A while ago I did the most incredible thing. I built an entire universe in our bedroom. I had gone to bed fairly late because I had a huge amount of energy and didn’t feel tired at all. I knew though, if I didn’t get to bed soon my husband would come and ‘remind’ me that I need to sleep. So there I was sitting up in bed creating this wild, colourful and spectacular universe with miniature planets orbiting our room and so many stars it was simply stunning. I cannot begin to convey how stunning and breathtaking it was. I was a creator!
I woke my husband up – OK I nearly knocked him out of bed with excitement – and exclaimed “isn’t it beautiful, isn’t it stunning?”. I was deliriously happy. However, rather than being happy he was annoyed that I had woken him up so roughly and suddenly at 3am. I didn’t hear any of that though. All I wanted him to see was how beautiful our room looked. He couldn’t see a fucking thing. I was devastated. I was convinced there was something wrong with him, how the fuck could he not see it? Was he bloody blind or plain stupid? It was lighting up our room it was simply impossible to not see it. How dare he get angry and how dare he not even acknowledge what I had created for him. I was so angry I wanted to punch his face into the back of his pillow. Actually I was so angry I wanted to kill him.
I’m not sure how I settled down, I actually can’t remember. I did mention several times over the next few weeks that I can’t believe he couldn’t see any of it that night. As time went on my episodes were cycling and I was experiencing debilitating depression followed by wonderful hypomania. I saw the hypomania as wonderful because I feel OK, energetic and I can get stuff done. I feel productive. Unfortunately it often leads to full blown mania – the type where I don’t sleep, take on too many projects and get none of them finished and hear voices, see things that other people don’t see, create things people can’t see and I spend too much money, act reckless and can become quite aggressive and suicidal.
Most people think that suicidal ideation only happens when a person is experiencing depression but it can also be experienced in full blown mania. In fact the suicidal plans I have concocted while manic would be 100% fatal if put into action. There would be no room for error – my brain plans really really well when I am in the beginning of mania – until I fall in a heap. I’m then left feeling like a zombie and finding my notes all over the place. Notes which don’t make any sense, writings where the feelings I express don’t resonate with me. Yet on some level they resonated enough for me to write them. I accept my brain is different so I don’t want to stigmatise that part of me that I can’t fully understand.

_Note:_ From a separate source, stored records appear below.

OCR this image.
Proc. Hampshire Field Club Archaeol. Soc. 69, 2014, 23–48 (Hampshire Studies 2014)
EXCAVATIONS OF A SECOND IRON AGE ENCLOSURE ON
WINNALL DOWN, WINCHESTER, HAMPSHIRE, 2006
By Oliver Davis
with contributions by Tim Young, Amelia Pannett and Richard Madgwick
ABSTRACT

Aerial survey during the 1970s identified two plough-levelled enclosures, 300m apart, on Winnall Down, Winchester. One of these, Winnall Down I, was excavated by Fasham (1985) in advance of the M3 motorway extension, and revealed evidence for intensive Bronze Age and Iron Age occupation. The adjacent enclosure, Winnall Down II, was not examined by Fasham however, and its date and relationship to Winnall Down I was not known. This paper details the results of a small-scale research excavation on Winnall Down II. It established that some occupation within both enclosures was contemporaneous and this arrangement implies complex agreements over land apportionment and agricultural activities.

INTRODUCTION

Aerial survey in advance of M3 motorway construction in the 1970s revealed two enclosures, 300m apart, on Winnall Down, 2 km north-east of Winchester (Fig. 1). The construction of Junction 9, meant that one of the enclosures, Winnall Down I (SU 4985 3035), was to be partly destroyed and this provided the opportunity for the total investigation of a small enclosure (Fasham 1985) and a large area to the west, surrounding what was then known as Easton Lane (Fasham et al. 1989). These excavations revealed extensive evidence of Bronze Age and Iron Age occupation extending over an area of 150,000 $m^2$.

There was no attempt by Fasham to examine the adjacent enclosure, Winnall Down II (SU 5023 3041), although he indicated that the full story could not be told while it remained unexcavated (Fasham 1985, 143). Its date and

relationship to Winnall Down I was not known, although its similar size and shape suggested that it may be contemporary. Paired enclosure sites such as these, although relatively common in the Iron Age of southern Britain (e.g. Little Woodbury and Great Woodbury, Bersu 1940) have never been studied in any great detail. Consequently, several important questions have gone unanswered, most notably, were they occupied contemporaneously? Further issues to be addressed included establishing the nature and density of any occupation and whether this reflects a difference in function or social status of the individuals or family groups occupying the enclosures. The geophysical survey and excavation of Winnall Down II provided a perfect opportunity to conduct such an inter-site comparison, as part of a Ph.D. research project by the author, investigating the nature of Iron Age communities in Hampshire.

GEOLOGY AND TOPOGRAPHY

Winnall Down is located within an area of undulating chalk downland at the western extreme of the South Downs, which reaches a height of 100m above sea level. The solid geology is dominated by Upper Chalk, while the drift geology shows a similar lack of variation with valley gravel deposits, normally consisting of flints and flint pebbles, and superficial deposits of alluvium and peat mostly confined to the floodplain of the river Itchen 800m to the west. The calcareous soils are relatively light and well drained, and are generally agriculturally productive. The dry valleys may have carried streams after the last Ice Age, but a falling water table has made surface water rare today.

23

So what I do is think to myself – well it’s my turn now, this brain that I know well is having her turn. The other brain will have it’s turn soon enough – it’s always just a matter of time.
With my recent breakdown it has taken some time to get back on my feet. I did however want to do one thing. I will never forget that universe I built, as crazy as that may sound, they are very real memories for me. I purchased a gold padlock that comes with two keys and I had it engraved with my husband’s name and my name on one side and on the other side it says “I built you a universe.” The significance of that padlock wasn’t me wanting him to believe me, but to simply let him know that when I was doing something so incredible in my mania it was him that I was thinking of and expressing love to.
The realisation of that was significant to me because I often struggle to be overly affectionate or romantic. I’m not a touchy feely kind of person and have too many sensory issues to even write about. My husband loves the padlock because it reminds him that in all of my worlds – he is a part of them all. I reckon that’s pretty romantic.